Either way, under a government formula, Medicare Part D coverage comes with a deductible and various out-of-pocket costs for different types of drugs. Once drug plan members pay more than $6,350 out of pocket for their medications, they enter Catastrophic Coverage. From that point on, the beneficiary pays the greater of $3.60 for generics and $8.95 for brand-name drugs, or 5 percent co-insurance for all medicines.

That’s where the problem begins. There is no lifetime limit on this 5 percent co-insurance. Even after you spend $6,350 each year on drugs, you’ll have to pay something for the rest of the calendar year, no matter how expensive the drugs you need may be.

One example: Before hitting Catastrophic Coverage, one could pay over $6,500 for Idhifa, a drug to treat leukemia. Once in Catastrophic Coverage, the cost drops to $1,300. (Costs can vary depending on location and drug plan.)

Although 5 percent may sound reasonable — and it often can be — for very expensive drugs that didn’t exist when Medicare Part D was introduced in 2006, it can quickly become unaffordable for many people.

What can you do to help keep Medicare Part D out-of-pocket costs down? 
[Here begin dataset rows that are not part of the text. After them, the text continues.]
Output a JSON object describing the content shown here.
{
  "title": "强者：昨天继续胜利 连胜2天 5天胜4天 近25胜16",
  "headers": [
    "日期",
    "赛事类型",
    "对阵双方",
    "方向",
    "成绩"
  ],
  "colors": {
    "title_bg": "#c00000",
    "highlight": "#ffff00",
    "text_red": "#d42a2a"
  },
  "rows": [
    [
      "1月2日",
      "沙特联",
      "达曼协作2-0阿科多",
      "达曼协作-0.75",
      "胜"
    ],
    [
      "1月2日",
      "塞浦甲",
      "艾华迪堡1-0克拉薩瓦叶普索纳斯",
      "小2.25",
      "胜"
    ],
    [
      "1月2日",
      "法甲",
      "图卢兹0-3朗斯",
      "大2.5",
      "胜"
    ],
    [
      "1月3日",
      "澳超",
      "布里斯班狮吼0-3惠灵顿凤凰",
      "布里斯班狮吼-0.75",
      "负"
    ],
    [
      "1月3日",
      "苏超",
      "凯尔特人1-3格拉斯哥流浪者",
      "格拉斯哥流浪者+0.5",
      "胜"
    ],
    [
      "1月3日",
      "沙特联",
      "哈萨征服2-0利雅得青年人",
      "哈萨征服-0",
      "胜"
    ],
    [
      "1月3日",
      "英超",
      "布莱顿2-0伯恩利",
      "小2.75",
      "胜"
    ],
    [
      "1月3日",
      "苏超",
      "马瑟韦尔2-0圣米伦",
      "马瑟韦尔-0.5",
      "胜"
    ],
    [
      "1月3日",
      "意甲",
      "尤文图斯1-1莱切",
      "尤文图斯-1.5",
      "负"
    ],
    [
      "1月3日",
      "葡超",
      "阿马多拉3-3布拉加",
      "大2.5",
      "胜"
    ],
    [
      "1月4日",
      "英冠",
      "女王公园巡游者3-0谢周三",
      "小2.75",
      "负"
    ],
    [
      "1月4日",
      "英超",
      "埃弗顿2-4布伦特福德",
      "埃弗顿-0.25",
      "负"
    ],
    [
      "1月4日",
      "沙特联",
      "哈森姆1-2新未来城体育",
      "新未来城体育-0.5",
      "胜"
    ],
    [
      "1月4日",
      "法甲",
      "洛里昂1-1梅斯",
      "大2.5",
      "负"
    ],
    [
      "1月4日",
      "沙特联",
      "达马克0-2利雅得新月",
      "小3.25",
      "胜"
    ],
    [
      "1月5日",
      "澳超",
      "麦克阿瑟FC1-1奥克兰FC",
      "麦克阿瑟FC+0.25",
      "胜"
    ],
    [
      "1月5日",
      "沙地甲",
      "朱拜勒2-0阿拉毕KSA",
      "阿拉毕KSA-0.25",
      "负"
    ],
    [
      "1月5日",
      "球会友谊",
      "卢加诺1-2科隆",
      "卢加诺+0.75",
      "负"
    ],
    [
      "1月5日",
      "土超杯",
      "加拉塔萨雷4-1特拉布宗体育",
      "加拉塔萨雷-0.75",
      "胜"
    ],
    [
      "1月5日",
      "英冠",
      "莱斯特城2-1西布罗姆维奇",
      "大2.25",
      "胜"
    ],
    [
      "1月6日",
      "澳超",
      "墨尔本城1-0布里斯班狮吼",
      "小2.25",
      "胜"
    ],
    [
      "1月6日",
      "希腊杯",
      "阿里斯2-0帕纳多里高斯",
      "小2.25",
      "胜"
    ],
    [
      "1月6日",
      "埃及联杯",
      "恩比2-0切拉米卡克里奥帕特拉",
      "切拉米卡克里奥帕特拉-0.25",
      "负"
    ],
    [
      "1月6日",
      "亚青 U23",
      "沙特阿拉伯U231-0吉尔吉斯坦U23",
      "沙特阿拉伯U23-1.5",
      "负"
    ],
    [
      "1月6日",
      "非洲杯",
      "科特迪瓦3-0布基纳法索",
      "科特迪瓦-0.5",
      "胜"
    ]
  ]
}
Here are three suggestions to help reduce your drug costs.

1. Check the formulary.

Each drug plan includes a formulary, or in plain English, a list of drugs that are covered under the policy. As you choose between and among Medicare Part D plans or Medicare Advantage plans, it’s important to make sure that the medicines you need will be covered. Otherwise, you pay full price for your medicine.
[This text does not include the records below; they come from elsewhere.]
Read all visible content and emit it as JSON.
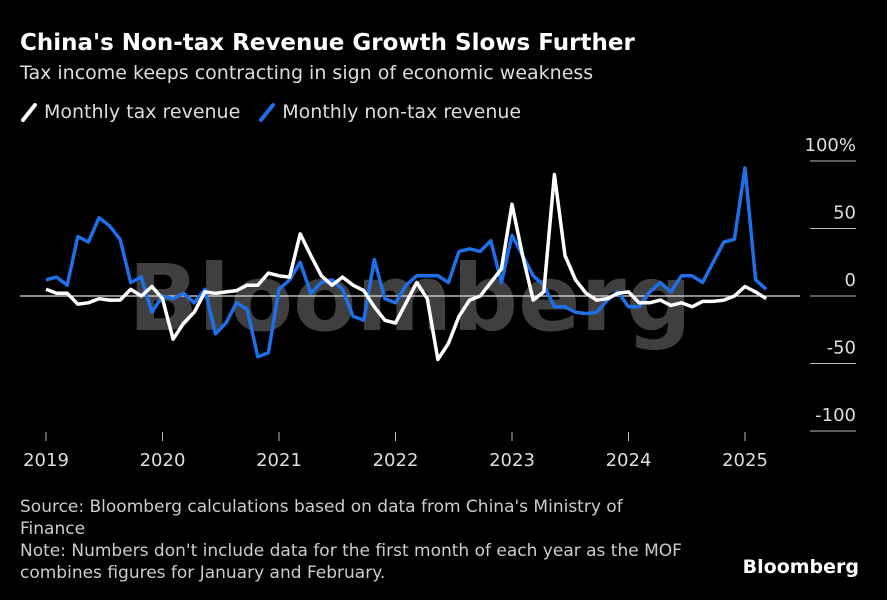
{
  "brand": "Bloomberg",
  "chart_data": {
    "type": "line",
    "title": "China's Non-tax Revenue Growth Slows Further",
    "subtitle": "Tax income keeps contracting in sign of economic weakness",
    "source": "Source: Bloomberg calculations based on data from China's Ministry of Finance",
    "note": "Note: Numbers don't include data for the first month of each year as the MOF combines figures for January and February.",
    "categories": [
      "2019",
      null,
      null,
      null,
      null,
      null,
      null,
      null,
      null,
      null,
      null,
      "2020",
      null,
      null,
      null,
      null,
      null,
      null,
      null,
      null,
      null,
      null,
      "2021",
      null,
      null,
      null,
      null,
      null,
      null,
      null,
      null,
      null,
      null,
      "2022",
      null,
      null,
      null,
      null,
      null,
      null,
      null,
      null,
      null,
      null,
      "2023",
      null,
      null,
      null,
      null,
      null,
      null,
      null,
      null,
      null,
      null,
      "2024",
      null,
      null,
      null,
      null,
      null,
      null,
      null,
      null,
      null,
      null,
      "2025",
      null,
      null
    ],
    "series": [
      {
        "name": "Monthly tax revenue",
        "color": "#ffffff",
        "values": [
          5,
          2,
          2,
          -6,
          -5,
          -2,
          -3,
          -3,
          5,
          0,
          7,
          -2,
          -32,
          -20,
          -12,
          3,
          2,
          3,
          4,
          8,
          8,
          17,
          15,
          14,
          46,
          30,
          15,
          8,
          14,
          8,
          4,
          -8,
          -18,
          -20,
          -5,
          10,
          -2,
          -47,
          -35,
          -15,
          -3,
          0,
          10,
          20,
          68,
          30,
          -3,
          3,
          90,
          30,
          12,
          2,
          -3,
          -2,
          2,
          3,
          -5,
          -5,
          -3,
          -7,
          -5,
          -8,
          -4,
          -4,
          -3,
          0,
          7,
          3,
          -2
        ]
      },
      {
        "name": "Monthly non-tax revenue",
        "color": "#1f6fe8",
        "values": [
          12,
          14,
          8,
          44,
          40,
          58,
          52,
          42,
          10,
          14,
          -12,
          0,
          -2,
          2,
          -5,
          5,
          -28,
          -20,
          -5,
          -10,
          -45,
          -42,
          5,
          12,
          25,
          2,
          10,
          12,
          5,
          -15,
          -18,
          27,
          -2,
          -5,
          8,
          15,
          15,
          15,
          10,
          33,
          35,
          33,
          41,
          10,
          45,
          30,
          15,
          8,
          -8,
          -8,
          -12,
          -13,
          -12,
          -3,
          3,
          -8,
          -8,
          3,
          10,
          3,
          15,
          15,
          10,
          25,
          40,
          42,
          95,
          12,
          5
        ]
      }
    ],
    "ylim": [
      -100,
      100
    ],
    "yticks": [
      {
        "value": 100,
        "label": "100%"
      },
      50,
      0,
      -50,
      -100
    ]
  }
}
Always check formularies every year during your open enrollment period. Even if you are happy with your coverage and want to stay with the same plan, you may find your insurer has changed the formulary. It may be that medicines you need are no longer covered. Or you may need a new medicine that isn’t part of your plan. Checking formularies is one of the ways to compare Part D and Medicare Advantage plans available in your area.
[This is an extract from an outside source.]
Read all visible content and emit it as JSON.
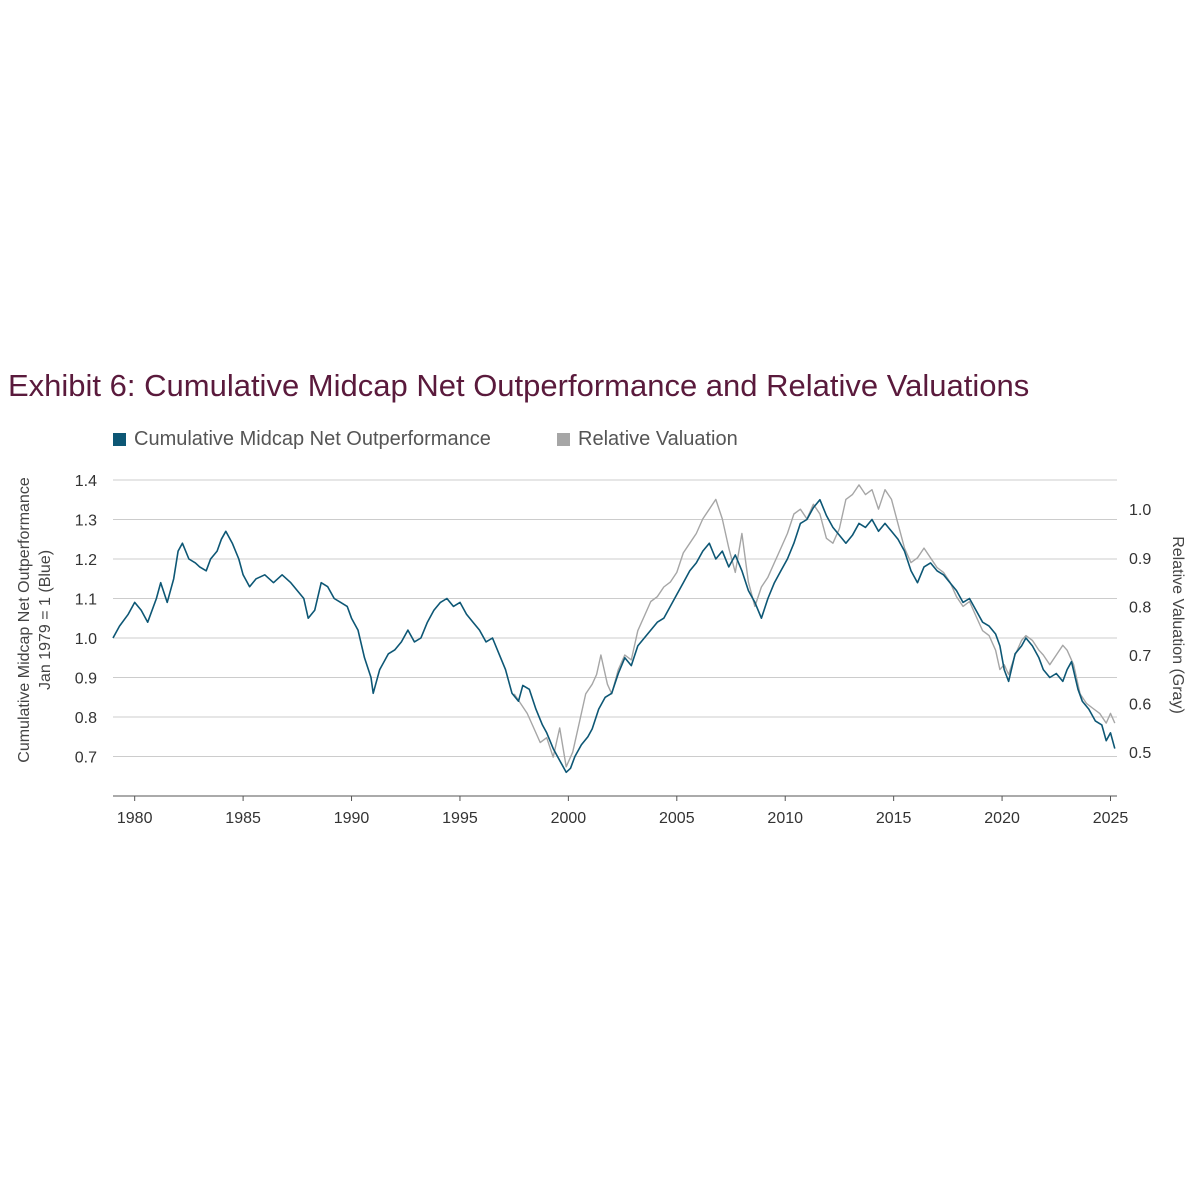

If you are eligible for dual enrollment in both Medicare and Medicaid – or if you have certain chronic conditions – ask an agent about Medicare Advantage dual eligible special needs plans (D-SNP). Depending on your health issues, you may find you have broader coverage of prescriptions under these plans.

2. Talk to your doctor about drug prices.

Let your healthcare provider know you have Medicare Part D and you are wondering about your long-term out-of-pocket drug costs. Your doctor may be able to suggest a generic with a low copayment to help you keep costs under control.

If you need to stick with a brand name medicine, your doctor may know of discount offers and coupons that can help manage the price.

3. Get help with expensive specialty drugs.

Check manufacturers’ websites to see whether discounts are available. 

4. Use the right pharmacies.

A network pharmacy has a contract with a Medicare drug plan. If you go to a pharmacy that isn’t in-network, your plan might not cover your drugs.

Find out whether your plan has preferred pharmacies. You will probably pay less at a preferred pharmacy because it has agreed to charge plan members a lower price.